Have you ever wondered what happens to those students that enrol very late, like February or March or even later? I am one of them.
I underestimated the IMAT, believing that I would surely get in, merely because my educational career had always proceeded smoothly and I could not see a reason why something would go wrong this time. When the ranking came out, I realized I had been an idiot and that I had most likely jeopardized my chances to start studying medicine that year.
I instead enrolled in “Biotechnologies” in a university close to my hometown and tried to forget about the IMAT and anything medicine-related. After months of biotechnologies, I received an email saying that I had been assigned to Sapienza, University of Rome. My reaction to this news was indescribable and soon after I decided to drop out of biotechnologies to pursue a dream that I had believed was long gone.
I thus enrolled in February, during exam session, so I had to wait about a month for classes to start back in March. In the meantime, I pulled my life together, found a room in an apartment, bought first semester books and moved to Rome.

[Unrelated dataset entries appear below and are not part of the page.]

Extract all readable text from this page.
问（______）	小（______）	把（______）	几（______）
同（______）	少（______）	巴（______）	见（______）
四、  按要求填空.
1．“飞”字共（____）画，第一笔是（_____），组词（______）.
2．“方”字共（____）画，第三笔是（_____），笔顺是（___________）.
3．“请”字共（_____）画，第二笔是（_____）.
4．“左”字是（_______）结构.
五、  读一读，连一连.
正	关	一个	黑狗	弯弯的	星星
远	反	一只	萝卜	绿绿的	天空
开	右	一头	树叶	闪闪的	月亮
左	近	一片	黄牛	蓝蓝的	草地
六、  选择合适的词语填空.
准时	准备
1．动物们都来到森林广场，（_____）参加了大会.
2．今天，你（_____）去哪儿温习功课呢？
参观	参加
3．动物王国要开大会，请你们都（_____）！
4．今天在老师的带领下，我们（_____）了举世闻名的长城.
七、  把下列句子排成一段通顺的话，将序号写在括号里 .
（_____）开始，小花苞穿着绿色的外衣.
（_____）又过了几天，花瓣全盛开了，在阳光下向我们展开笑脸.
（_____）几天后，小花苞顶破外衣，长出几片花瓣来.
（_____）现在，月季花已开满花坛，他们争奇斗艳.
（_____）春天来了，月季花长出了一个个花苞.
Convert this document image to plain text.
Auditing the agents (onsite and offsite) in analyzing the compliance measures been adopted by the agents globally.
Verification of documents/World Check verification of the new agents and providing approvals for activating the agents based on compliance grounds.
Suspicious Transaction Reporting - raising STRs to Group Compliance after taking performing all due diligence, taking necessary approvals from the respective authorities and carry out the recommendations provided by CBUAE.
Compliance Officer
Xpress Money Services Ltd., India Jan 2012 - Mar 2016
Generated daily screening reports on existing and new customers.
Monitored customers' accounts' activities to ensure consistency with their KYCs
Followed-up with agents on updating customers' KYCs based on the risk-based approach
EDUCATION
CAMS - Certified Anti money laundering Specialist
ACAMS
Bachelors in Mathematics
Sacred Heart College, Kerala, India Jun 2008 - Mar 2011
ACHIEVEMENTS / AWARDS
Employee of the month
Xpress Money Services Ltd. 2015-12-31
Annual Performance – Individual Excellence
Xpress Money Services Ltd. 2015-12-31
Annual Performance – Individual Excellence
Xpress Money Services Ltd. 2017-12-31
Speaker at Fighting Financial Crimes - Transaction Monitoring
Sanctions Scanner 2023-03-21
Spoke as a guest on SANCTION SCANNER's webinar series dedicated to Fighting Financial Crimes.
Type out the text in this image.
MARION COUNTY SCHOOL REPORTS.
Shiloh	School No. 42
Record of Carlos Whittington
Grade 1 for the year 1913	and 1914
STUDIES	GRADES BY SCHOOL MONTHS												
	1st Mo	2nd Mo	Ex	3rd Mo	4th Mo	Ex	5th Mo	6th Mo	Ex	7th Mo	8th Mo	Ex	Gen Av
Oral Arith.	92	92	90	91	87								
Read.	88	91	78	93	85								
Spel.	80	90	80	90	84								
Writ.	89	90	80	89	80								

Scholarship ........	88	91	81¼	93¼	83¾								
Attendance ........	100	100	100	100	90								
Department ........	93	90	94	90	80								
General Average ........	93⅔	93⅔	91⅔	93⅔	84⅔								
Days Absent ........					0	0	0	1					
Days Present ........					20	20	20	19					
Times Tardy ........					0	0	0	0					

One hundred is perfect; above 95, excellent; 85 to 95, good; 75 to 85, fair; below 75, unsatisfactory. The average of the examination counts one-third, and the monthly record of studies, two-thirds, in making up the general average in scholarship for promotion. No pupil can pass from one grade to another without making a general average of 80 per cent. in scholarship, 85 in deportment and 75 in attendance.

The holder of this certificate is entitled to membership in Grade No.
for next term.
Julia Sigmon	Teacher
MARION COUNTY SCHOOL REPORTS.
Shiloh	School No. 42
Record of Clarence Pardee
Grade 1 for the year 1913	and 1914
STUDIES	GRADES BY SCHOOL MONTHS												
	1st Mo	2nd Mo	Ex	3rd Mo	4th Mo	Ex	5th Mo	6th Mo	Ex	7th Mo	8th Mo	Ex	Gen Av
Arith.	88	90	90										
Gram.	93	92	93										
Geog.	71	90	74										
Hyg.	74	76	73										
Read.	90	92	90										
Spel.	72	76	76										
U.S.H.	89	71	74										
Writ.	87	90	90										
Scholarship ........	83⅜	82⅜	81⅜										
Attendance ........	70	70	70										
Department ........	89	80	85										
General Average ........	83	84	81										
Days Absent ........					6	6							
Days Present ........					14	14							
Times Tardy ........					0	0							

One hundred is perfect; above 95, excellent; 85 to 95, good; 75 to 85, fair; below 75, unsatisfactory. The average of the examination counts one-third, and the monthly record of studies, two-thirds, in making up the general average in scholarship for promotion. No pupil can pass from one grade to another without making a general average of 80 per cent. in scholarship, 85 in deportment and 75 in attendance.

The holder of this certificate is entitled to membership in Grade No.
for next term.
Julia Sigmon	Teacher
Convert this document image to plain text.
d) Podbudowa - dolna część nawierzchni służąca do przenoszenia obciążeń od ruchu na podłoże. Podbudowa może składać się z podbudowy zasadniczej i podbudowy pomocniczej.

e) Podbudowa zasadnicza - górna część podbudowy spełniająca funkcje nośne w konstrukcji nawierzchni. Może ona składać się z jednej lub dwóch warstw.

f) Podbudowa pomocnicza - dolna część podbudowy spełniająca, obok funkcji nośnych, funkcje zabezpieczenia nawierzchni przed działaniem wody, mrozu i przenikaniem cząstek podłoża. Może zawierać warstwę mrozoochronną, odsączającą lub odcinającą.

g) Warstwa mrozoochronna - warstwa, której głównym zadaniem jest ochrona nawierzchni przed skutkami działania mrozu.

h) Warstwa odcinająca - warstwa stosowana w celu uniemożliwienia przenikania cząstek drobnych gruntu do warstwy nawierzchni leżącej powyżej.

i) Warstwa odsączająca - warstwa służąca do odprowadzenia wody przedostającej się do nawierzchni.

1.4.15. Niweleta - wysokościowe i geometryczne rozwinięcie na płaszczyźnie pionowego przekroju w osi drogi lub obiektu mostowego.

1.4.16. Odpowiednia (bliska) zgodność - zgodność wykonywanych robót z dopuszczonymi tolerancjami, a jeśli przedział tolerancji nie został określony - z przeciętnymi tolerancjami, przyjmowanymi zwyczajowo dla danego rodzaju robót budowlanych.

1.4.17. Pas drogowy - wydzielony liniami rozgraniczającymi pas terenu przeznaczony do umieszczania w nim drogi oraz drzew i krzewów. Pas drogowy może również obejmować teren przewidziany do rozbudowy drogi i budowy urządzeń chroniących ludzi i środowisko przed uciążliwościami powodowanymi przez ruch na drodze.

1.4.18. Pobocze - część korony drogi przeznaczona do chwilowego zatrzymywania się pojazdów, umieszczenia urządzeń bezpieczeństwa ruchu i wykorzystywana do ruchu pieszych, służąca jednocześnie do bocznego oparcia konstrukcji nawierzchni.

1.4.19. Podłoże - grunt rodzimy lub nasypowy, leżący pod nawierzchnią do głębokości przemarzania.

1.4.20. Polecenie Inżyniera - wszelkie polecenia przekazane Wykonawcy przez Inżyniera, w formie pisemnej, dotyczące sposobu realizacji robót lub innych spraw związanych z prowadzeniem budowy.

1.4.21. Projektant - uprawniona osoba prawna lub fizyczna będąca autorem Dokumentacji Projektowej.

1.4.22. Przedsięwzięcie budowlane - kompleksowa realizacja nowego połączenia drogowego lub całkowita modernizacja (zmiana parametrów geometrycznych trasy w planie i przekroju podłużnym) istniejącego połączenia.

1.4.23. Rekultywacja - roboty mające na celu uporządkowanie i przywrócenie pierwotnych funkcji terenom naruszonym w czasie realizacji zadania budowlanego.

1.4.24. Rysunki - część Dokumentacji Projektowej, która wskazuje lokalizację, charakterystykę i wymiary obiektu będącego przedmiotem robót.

The first day of class started as a nightmare. I arrived to class much earlier so I had to wait outside for a good 40 minutes. At that point, three girls showed up and we realized we all were new students that had just enrolled and never been to any classes. By then class should have started, but there was no one else and in my head I started panicking and regretting leaving biotechnologies. It turned out that class had been cancelled and every single student had been informed but us because we weren’t on the first semester list of students. The rest of the day went by really well, classes were interesting and my classmates made me feel welcome as if I had always been one of them, and so the second semester started.
While going to second semester classes, I emailed every single professor from first semester to find out how to make up for what I missed and for my attendance to their lectures (attendance is mandatory and you may not allowed to sit an exam if you did not go to class). All of the professor were really nice and understanding: some allowed me to sit their exams in spite of my lacking attendance, while others provided us with possibilities to make up for it by going to labs or special lectures.
The following months were pretty busy as I tried to compensate for what I missed while also learning new things, but it turned out to be one of the most gratifying periods of my life. I spent most of my days in the school library, finally studying what I really liked, and when exam time came, I aced pretty much all of them. I was able to sit five exams in June-July and the last two in September, finishing in time to start second year with no first year exam left behind. My fellow “late-starters” were also able to make up and sit exams scoring very well in most if not all of their exams.
I decided to write this post to let people like me know that starting late is tough and requires determination but that it is definitely possible and doable and that I don’t regret any step of it, because it gave me the awareness of what we are capable to do when we put our minds to it. Therefore, if you find yourself in a situation just like mine, don’t give up easily because both your new classmates and professors will understand your struggles and you may even be able to surprise them, as well as yourself with what you are capable to do when it comes to your passion.